Maja hat Kopfschmerzen


Seit einem knappen Jahr leidet die 18jährige Maja an Kopfschmerzen. Bis dahin war sie eine sehr ambitionierte Gymnasium-Schülerin und Leistungssportlerin gewesen. Das Abitur fände in einem halben Jahr statt. Doch seit dem Beginn der Kopfschmerzen besuchte sie die Schule nur noch unregelmässig, schliesslich gar nicht mehr, den Sport musste sie aufgeben. Es steht in den Sternen, ob sie das Abitur erreichen wird. Sie verbringt die meiste Zeit des Tages daheim. Die Eltern wissen nicht mehr, was tun. Was ist da los?

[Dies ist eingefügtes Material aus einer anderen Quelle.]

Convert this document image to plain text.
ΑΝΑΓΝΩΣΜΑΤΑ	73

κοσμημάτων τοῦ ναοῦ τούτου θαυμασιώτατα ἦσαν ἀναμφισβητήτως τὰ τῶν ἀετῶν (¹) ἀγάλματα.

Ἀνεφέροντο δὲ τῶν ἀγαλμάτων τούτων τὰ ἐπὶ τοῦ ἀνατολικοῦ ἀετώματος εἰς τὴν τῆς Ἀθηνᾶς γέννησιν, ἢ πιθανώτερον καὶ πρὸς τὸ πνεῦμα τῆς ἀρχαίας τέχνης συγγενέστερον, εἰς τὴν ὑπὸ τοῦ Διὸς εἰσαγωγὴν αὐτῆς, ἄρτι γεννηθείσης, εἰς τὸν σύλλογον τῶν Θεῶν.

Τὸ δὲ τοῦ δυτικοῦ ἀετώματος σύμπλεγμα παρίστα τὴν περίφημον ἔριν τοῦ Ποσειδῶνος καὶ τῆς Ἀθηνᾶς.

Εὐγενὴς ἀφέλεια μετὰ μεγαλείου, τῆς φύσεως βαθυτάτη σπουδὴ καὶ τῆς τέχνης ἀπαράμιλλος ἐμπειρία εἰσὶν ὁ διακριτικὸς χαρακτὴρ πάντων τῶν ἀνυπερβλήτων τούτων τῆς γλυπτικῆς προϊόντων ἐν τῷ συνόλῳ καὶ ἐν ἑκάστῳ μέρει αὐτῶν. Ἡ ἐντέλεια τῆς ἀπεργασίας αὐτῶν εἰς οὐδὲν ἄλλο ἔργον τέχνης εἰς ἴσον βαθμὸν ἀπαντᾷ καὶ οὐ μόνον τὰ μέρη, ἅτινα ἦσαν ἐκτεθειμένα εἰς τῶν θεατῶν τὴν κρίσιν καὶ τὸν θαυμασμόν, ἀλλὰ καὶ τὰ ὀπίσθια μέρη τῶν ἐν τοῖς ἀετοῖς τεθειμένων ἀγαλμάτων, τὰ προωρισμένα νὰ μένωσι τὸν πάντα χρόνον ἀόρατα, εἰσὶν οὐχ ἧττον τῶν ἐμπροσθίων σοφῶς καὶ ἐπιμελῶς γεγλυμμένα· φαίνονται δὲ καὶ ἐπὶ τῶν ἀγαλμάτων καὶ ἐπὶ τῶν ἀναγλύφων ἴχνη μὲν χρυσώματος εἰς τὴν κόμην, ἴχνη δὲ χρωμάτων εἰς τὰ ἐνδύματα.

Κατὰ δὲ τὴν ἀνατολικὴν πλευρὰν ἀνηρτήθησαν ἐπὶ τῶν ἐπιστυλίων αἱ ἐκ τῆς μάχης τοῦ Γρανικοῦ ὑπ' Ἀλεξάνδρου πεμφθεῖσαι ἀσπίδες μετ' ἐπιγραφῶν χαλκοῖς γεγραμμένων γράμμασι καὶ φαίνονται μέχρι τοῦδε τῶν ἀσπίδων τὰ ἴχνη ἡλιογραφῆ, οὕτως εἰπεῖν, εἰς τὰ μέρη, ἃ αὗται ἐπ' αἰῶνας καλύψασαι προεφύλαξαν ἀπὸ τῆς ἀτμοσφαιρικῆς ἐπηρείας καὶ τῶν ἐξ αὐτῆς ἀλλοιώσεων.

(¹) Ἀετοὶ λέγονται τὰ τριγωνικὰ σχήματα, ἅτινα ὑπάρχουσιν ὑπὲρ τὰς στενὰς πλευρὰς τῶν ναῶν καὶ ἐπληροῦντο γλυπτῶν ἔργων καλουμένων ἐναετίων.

Was bedeutet Psychosomatik?


Sicherlich haben Sie schon Ausdrücke gehört wie: "Sie findet etwas zum Kotzen", "er erstarrt vor Angst", "etwas hat ihr den Appetit genommen", "ihm blieb die Luft weg" oder "ihr schmerzt das Herz vor Liebeskummer". Es gibt viele weitere.


Diese alltagsüblichen Worte spiegeln wider, was mit Psychosomatik gemeint ist: Zwischen der Seele (griechisch: Psyche) und dem Körper (griechisch: Soma) besteht eine Beziehung. Psyche und Körper sind in regem Austausch miteinander. Dass dies so ist, ist völlig normal und gesund. Die Psychosomatik hat zunächst nichts mit Krankheit zu tun, sondern dahinter verbergen sich völlig gewöhnliche Prozesse.


Der Schriftsteller Christian Morgenstern formulierte es so: «Der Körper ist der Übersetzer der Seele ins Sichtbare.»


Was sind psychosomatische Störungen?


Wenn das Wechselspiel zwischen zwischen Psyche und Körper gestört wird, können sich psychosomatische Symptome einstellen und ab einer gewissen Schwere und Dauer kann es sich um eine psychosomatische Störung handeln.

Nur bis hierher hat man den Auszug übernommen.